The plane and magnetometer will be looking for hidden geological features, such as changes in rock types, that can help people better prepare for future quakes.

"I'm not looking for earthquakes with this study. I'm looking for the structure that may be causing the earthquakes," Blakely said.

The plane is flying a couple of times a day, and over a month period, will cover an 1,800 square mile area including parts of Tennessee, Arkansas, and Missouri.

"About 8,000 miles on survey, so about two and a half times back and forth across the U.S. is what this plane will do in just in this small area," said aviation expert Michael Hobbs.

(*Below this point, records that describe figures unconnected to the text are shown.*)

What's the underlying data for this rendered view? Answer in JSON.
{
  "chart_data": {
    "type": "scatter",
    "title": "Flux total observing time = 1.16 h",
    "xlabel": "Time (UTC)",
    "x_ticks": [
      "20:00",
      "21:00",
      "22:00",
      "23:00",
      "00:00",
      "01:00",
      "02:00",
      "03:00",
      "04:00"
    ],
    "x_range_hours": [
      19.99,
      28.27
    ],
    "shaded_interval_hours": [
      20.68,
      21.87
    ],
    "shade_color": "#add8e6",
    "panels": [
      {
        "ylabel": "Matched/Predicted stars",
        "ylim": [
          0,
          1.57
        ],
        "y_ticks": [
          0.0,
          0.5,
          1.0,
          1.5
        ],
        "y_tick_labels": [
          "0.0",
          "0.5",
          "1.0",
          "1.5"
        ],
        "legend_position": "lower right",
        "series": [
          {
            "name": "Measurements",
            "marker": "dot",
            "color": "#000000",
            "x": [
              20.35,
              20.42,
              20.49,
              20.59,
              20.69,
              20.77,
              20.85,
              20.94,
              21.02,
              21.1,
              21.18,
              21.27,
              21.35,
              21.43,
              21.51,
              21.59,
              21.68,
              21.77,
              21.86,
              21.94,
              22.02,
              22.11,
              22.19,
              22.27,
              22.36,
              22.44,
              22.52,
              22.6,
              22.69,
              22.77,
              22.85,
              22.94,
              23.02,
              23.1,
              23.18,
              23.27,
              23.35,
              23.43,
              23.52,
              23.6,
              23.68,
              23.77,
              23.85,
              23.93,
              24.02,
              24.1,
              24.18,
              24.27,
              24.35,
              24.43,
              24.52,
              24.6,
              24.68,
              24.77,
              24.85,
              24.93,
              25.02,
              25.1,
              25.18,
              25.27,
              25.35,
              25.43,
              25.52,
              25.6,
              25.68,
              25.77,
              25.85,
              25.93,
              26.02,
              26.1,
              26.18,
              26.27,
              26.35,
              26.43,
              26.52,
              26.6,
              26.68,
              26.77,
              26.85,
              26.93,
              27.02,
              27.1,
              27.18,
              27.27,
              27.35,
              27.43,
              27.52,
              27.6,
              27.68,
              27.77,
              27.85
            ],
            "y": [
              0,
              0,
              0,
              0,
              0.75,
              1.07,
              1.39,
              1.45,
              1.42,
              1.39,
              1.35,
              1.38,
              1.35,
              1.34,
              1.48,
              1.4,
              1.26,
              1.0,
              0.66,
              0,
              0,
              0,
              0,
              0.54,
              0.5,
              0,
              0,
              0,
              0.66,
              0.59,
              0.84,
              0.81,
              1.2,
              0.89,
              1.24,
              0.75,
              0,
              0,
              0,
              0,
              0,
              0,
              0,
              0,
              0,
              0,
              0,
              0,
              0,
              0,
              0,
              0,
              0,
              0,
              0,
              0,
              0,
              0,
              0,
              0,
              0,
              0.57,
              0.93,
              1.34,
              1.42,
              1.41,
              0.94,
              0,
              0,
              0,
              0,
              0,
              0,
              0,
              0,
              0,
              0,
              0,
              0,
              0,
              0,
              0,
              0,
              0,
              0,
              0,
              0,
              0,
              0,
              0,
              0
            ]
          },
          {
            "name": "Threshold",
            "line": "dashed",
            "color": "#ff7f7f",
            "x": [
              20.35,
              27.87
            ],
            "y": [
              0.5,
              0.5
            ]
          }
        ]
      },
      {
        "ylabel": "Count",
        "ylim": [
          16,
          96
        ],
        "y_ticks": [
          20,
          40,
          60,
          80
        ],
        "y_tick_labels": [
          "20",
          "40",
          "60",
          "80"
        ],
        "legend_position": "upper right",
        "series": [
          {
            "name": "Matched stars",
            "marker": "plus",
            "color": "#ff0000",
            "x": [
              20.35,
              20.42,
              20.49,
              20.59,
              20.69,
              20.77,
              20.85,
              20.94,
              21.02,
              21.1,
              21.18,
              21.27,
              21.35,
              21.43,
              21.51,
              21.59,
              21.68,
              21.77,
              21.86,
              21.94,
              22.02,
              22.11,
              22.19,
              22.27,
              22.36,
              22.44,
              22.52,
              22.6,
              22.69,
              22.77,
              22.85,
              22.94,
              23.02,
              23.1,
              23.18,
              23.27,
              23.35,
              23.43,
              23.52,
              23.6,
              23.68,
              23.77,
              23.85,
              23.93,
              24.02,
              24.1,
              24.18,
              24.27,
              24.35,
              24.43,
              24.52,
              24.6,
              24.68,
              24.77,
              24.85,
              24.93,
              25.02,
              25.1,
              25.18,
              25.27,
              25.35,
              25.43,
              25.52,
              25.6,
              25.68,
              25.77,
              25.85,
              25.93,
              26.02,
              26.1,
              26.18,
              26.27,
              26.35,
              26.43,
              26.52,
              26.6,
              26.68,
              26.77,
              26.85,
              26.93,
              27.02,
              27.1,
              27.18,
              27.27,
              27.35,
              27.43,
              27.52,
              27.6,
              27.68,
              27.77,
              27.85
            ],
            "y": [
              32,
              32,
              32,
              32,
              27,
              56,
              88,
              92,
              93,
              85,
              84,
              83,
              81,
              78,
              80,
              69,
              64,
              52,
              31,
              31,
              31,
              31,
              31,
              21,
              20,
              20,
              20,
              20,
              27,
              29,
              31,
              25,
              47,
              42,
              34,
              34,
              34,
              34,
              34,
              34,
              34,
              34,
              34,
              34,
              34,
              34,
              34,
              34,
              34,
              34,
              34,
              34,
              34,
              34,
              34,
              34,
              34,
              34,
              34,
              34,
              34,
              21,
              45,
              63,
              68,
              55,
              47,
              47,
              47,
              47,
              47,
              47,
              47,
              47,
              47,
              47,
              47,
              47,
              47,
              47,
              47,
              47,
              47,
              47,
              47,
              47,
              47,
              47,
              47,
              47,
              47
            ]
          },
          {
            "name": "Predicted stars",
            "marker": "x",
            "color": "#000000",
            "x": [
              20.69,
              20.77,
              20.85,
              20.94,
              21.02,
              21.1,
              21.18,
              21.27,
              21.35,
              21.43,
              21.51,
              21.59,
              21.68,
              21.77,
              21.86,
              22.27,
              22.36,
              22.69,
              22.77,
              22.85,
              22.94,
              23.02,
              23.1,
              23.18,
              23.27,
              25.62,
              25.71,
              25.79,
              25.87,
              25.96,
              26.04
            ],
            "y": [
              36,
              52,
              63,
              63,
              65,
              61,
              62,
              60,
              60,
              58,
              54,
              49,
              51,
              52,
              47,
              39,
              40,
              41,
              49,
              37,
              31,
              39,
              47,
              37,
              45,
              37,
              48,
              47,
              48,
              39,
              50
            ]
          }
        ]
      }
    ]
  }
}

Hobbs says this is the first high resolution magnetic survey that's ever been done in the New Madrid Seismic Zone, and it could spawn more studies.

"The USGS is going to look at these results and see if they want to add on some additional survey areas in other parts of the New Madrid zone," he said.

The flights will continue for about another three weeks, but the study won't be ready for publication until early next year.